Quanto è preciso ora il valore mostrato? Contro i Powertest degli atleti stessi: 1,4 ml/min/kg di errore assoluto medio nella settimana del test, l'89 % delle serie di test entro ±3; nei 90 giorni successivi il 91 % entro ±3. Il test stesso sta in media entro 3,3 dal laboratorio.
Il mio valore salta ancora di settimana in settimana. Perché? Il più delle volte per un blocco di uscite molto lunghe: il modello le legge con più fiducia di quanta la dispersione tra le uscite giustifichi, e il valore settimanale segue. Circa una curva di stagione su sei contiene un salto così. Un secondo misuratore di potenza, un Powertest che ha spostato la tua frequenza cardiaca massima, il caldo o l'altitudine possono aggiungersi. Calibrare la fiducia per uscita e togliere quegli input dalla curva è il compito di v5.
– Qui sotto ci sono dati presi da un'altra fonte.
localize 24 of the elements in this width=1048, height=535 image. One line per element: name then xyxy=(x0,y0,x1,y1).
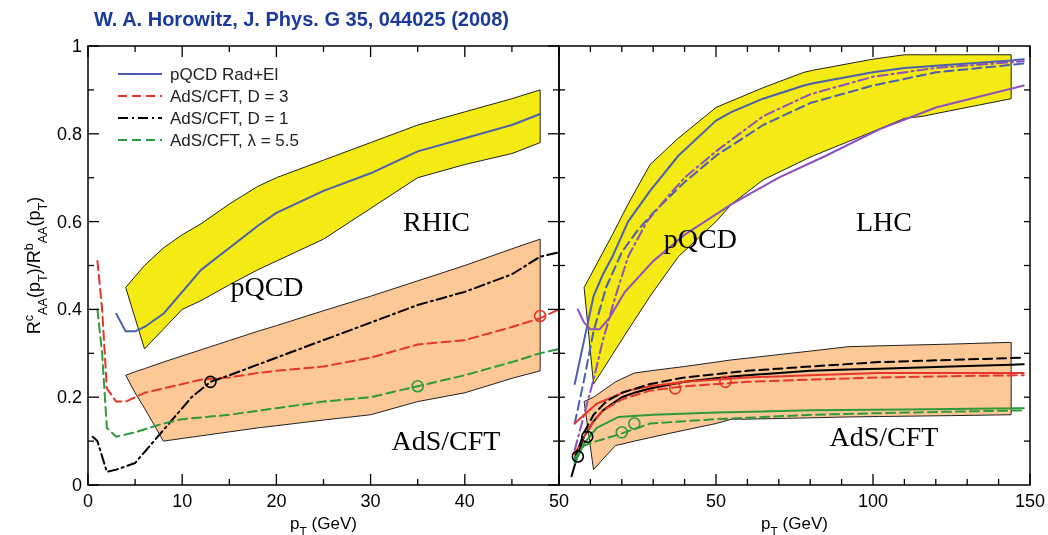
chart-title: W. A. Horowitz, J. Phys. G 35, 044025 (2008) xyxy=(94,8,509,30)
annotation: AdS/CFT xyxy=(829,420,939,452)
annotation: LHC xyxy=(855,205,912,237)
y-tick-label: 0 xyxy=(71,475,82,495)
y-tick-label: 0.8 xyxy=(56,123,82,144)
legend-label: AdS/CFT, D = 3 xyxy=(170,87,289,106)
y-tick-label: 1 xyxy=(71,36,82,56)
x-tick-label: 50 xyxy=(705,491,727,511)
x-tick-label: 30 xyxy=(360,491,381,511)
x-tick-label: 20 xyxy=(266,491,287,511)
annotation: pQCD xyxy=(230,271,304,303)
x-tick-label: 50 xyxy=(548,491,570,511)
y-tick-label: 0.4 xyxy=(56,299,82,320)
legend-label: pQCD Rad+El xyxy=(170,65,279,84)
x-tick-label: 100 xyxy=(857,491,889,511)
annotation: AdS/CFT xyxy=(391,425,501,457)
y-tick-label: 0.2 xyxy=(56,387,82,408)
legend-label: AdS/CFT, D = 1 xyxy=(170,109,289,128)
x-tick-label: 40 xyxy=(454,491,475,511)
x-tick-label: 150 xyxy=(1014,491,1046,511)
legend-label: AdS/CFT, λ = 5.5 xyxy=(170,131,299,150)
y-tick-label: 0.6 xyxy=(56,211,82,232)
x-tick-label: 10 xyxy=(172,491,193,511)
annotation: RHIC xyxy=(403,205,470,237)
Non ho mai fatto un Powertest — mi riguarda? Sì, se le tue uscite sincronizzate danno al modello abbastanza da leggere — potenza e frequenza cardiaca insieme. Tra gli atleti senza un Powertest valido che hanno caricato almeno un'attività, il 98,2 % ha una curva; il resto sono per lo più uscite senza misuratore di potenza o senza un segnale cardiaco utilizzabile. v4 fissa il livello di quella curva dalle tue uscite, ma non è un'ancora misurata. Un Powertest valido aggiunge quell'ancora e dà alla curva un livello di partenza misurato direttamente.
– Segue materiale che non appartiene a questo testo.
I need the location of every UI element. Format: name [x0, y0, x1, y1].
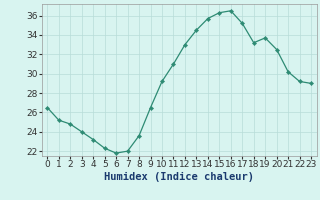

Fonti: Mader, A. & Heck, H. (1986) — Int J Sports Med, 7(Suppl 1):45–65. Mader, A. (2003) — Eur J Appl Physiol, 88(4–5):317–338. Kalman, R.E. (1960) — J Basic Eng, 82(1):35–45. Risultati di calibrazione su test tenuti da parte: run ledger powerAI, 3 luglio 2026 (errore assoluto medio). Cifre del ricalcolo, inclusa la variazione settimana su settimana del canale filtrato: file numeri interno del 6 settembre 2026, ogni valore da una query ripetibile in sola lettura sul database di produzione, salvato con il suo checksum. Copertura delle curve senza test: database di produzione, 6 settembre 2026. Validazione Powertest vs laboratorio: 43 atleti, coorti MSH Medical School Hamburg 2022/2025 — vedi Precisione del Powertest. Variazione settimana su settimana di v3: articolo powerAI v3, luglio 2026. Base piattaforma: 15.000+ Powertest, 1 M+ sessioni analizzate.